Feridas, Suturas e Cicatrizes

O menino chegou pouco antes do meio-dia com aquele corte na testa, resultado de uma brincadeira malsucedida entre amigos. Pequeno, agarrado a uma das pernas da mãe, choramingava menos de dor que de medo da agulha e de toda aquela gente vestida de branco. Quietinho, até, dado o contexto da situação. Não pude deixar de pensar no porquê de as crianças só ficarem quietas quando se machucam (e penso nisso sempre porque já fui uma e, embora tendo sido uma, a questão continua a ser um mistério para mim). 

- Oi.

Nada.

- Oi. Qual o seu nome?

Ele continuou me ignorando. Mas eu conhecia um truque que, até aquele momento, era infalível.

- Puxa. Parece que você se machucou, né? Eu também tenho um desses. Veja aqui.

Ele se virou, ressabiado mas curioso – porque nas crianças, ainda bem!, a curiosidade supera a desconfiança com anos-luz de vantagem. Mostrei-lhe a cicatriz que tenho próxima à sobrancelha direita, estrategicamente disfarçada pelo desenho dos pelinhos. Ele olhou, olhou, deslizou o dedo indicador com a minúcia de quem analisa uma novidade. Estava ganho.

- Como foi?

- Eu caí. Devia ter a sua idade. Quantos anos você tem?

- Cinco. 

- Doeu?

- Deve ter doído um pouco. Mas, sinceramente, não me lembro.

- Levou ponto?

- Minha mãe diz que sim. Uns três. Vê como ficou legal? A gente nem enxerga. Só enxerga se olhar bem de perto, como você fez agora.

- É.

Ele ficou quieto por alguns segundos. Alguns.

- Vou ter que levar ponto também?

- De verdade? Acho que vai, sim. Você é muito bonito pra ficar com essa ferida aberta. A gente faz uns pontinhos, ela sara mais rápido, para de sangrar. Daqui a um tempo vai estar igual à minha e você nem vai lembrar que ela estava aí. Prometo que não vai doer. Tenho aqui uma pomadinha mágica que tira a dor. Você só precisa fechar os olhos. Abra os olhos só quando eu mandar. Certo?

- Tá bom.

Ele finalmente deitou na maca. Pedi que me trouxessem o fio mais fino e apliquei sobre o ferimento um pouco de gel de lidocaína para amortecer a dor, cobri seu rosto com um campo estéril e, quando infiltrei o anestésico local com a agulha de insulina, ele já estava tranquilo e seguro, e não precisou permanecer imobilizado. Os três pontinhos necessários para aproximar as bordas do ferimento foram feitos sem dificuldade embora minuciosamente – pois qualquer tração desnecessária na delicada pele da face pode deixar uma cicatriz esteticamente desagradável. O resultado me deixou feliz: bordas aproximadas e pele sem retrações. Em algum tempo restaria apenas uma linha esbranquiçada e tênue como lembrança. Sua memória de criança de cinco anos não seria páreo para novas aventuras – e ele, quando chegasse à minha idade, provavelmente teria algumas outras marcas além daquela, a primeira, que mesmo discreta e inaparente nunca deixaria de ser uma cicatriz e o acompanharia para toda a vida. Não doeria. Não arderia. Não sangraria. Mas talvez, provavelmente, até, incomodaria somente por estar ali. São assim as cicatrizes: quem sabe incomodem tanto porque, ao olhar para elas, imaginamos que, se tivéssemos feito as coisas de um jeito diferente, com mais cuidado, elas não estariam ali para nos lembrar de algo que deu errado.

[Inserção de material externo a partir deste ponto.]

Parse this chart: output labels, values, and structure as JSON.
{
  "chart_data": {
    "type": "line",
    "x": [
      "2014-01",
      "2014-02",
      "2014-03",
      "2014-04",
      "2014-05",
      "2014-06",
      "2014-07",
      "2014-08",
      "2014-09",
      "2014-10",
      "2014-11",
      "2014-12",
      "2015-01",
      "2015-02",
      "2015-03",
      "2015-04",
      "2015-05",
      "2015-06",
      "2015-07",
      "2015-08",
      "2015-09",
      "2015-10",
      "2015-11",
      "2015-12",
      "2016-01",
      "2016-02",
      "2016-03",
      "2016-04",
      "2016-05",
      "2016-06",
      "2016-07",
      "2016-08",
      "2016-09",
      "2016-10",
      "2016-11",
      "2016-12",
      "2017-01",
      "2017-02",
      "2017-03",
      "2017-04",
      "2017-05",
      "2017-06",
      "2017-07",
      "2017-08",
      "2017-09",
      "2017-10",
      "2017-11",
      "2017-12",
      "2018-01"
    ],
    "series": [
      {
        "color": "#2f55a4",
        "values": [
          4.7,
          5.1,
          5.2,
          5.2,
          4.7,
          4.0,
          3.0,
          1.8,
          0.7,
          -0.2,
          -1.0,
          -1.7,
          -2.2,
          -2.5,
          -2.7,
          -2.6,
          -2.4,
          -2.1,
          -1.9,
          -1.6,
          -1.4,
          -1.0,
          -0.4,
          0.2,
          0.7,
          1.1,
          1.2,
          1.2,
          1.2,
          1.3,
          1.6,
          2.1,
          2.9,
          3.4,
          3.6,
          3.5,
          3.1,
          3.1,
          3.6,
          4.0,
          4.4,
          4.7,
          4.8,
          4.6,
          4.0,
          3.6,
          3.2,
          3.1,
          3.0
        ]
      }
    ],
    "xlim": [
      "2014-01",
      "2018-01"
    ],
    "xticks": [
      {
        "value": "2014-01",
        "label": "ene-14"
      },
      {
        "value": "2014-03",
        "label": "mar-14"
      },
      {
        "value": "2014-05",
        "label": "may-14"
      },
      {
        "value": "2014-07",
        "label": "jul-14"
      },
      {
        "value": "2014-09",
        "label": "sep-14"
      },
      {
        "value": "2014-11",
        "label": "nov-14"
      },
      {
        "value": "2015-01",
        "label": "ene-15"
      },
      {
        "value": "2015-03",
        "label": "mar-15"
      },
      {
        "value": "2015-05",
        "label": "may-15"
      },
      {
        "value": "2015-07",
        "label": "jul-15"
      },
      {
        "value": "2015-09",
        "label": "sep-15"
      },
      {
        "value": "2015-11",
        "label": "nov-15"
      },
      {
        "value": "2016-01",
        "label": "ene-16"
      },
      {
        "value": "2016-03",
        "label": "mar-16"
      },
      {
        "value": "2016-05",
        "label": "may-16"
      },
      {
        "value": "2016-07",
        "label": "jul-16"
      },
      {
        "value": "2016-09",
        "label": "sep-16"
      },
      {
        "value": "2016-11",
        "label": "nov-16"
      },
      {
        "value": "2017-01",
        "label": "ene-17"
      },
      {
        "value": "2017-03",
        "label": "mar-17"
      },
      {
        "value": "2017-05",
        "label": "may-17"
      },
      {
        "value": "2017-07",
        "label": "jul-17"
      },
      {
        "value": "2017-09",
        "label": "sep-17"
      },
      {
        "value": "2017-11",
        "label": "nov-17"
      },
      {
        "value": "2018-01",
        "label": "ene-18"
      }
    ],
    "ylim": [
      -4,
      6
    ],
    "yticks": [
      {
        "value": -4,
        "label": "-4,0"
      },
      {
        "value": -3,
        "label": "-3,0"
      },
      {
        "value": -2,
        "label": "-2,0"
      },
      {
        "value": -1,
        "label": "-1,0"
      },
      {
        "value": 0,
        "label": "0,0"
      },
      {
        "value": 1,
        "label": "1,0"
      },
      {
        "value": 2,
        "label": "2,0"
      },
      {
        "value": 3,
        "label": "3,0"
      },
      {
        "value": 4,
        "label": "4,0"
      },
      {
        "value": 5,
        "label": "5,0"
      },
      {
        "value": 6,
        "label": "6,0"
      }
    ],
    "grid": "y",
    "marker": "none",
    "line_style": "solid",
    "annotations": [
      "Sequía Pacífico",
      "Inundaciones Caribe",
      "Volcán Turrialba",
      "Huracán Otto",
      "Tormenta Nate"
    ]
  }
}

São assim as cicatrizes. E são assim as feridas. Evitáveis – mas quem as evita? A gente quer mais é correr o risco. A emoção, a adrenalina, as surpresas do caminho entre partida e chegada. E aí vem o susto quando a gente se machuca, mesmo quando se está ciente de que havia grandes chances de as coisas terminarem assim. Fechar o corte é quase um rito de passagem. E, quando cada ponto já está em seu devido lugar, percebemos que a dor não mata nem dura para sempre, e que há vezes em que a tal sutura é mesmo a solução, embora, num primeiro momento, pareça aviltar ainda mais o que já está suficientemente ressentido – porque ferida aberta, além de doer pra burro, sangra e pior: infecciona. Por mais feio, inchado e roxo que possa parecer, os pontos caem, a vida passa e a gente esquece. A gente aprende, cedo ou tarde, que é preciso ter cuidado para não se machucar e que todo o cuidado do mundo nem sempre dá certo, e que as cicatrizes fazem parte.  Não posso deixar de pensar no porquê de as pessoas só ficarem quietas quando se machucam. E pensando, bem, ainda bem.